State unit labels, stored in the StateUnit property of the genss model, behave similarly.

Create a generalized model with a tunable parameter, and examine the dependence of the A matrix on that parameter. To do so, examine the A property of the generalized model.

G = tf(1,[1 10]);
k = realp('k',1);
F = tf(k,[1 k]);
L1 = G*F;
L1.A
ans =

  Generalized matrix with 2 rows, 2 columns, and the following blocks:
    k: Scalar parameter, 2 occurrences.

Type "double(ans)" to see the current value, "get(ans)" to see all properties, and "ans.Blocks" to interact with the blocks.
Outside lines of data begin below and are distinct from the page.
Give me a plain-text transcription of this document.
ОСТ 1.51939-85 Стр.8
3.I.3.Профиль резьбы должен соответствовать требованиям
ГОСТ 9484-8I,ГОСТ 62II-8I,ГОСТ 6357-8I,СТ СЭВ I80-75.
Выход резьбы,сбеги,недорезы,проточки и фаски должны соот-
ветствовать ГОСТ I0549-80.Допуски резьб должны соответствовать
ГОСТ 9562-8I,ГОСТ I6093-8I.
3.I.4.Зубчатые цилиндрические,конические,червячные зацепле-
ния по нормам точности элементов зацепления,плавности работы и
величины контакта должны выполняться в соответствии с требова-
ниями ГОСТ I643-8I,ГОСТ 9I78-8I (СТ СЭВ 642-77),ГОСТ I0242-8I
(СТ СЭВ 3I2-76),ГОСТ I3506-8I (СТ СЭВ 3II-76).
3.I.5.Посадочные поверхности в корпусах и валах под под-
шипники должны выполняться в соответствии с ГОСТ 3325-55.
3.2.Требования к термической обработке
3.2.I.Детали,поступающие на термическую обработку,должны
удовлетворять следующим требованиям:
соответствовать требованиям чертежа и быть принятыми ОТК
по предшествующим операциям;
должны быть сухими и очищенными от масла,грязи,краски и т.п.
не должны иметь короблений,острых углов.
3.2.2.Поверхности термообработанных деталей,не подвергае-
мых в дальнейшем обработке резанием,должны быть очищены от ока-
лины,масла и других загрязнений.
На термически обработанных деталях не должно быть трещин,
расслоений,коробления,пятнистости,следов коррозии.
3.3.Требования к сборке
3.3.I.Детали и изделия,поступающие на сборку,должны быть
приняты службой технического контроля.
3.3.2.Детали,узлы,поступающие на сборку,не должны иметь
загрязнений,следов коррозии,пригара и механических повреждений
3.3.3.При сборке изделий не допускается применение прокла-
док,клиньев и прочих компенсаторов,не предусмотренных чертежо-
The A property is a generalized matrix that preserves the dependence on the real tunable parameter k. The state-space matrix properties A, B, C, and D only preserve dependencies on static parameters. When the genss model has dynamic control design blocks, these are set to their current value for evaluating the state-space matrix properties. For example, examine the A matrix property of a genss model with a tunable PI block.

C = tunablePID('C','PI');
L2 = G*C;
L2.A
ans = 

  -10.0000    0.0010
         0         0

Here, the A matrix is stored as a double matrix, whose value is the A matrix of the current value of L2.

L2cur = ss(L2);
L2cur.A
ans = 

  -10.0000    0.0010
         0         0

Additionally, extracting state-space matrices using ssdata sets all control design blocks to their current or nominal values, including static blocks. Thus, the following operations all return the current value of the A matrix of L1.

[A,B,C,D] = ssdata(L1);
A
A = 

   -10     1
     0    -1

double(L1.A)
ans = 

   -10     1
     0    -1

L1cur = ss(L1);
L1cur.A
ans = 

   -10     1
     0    -1

Tips

  • You can manipulate genss models as ordinary ss models. Analysis commands such as bode and step evaluate the model by replacing each tunable parameter with its current value.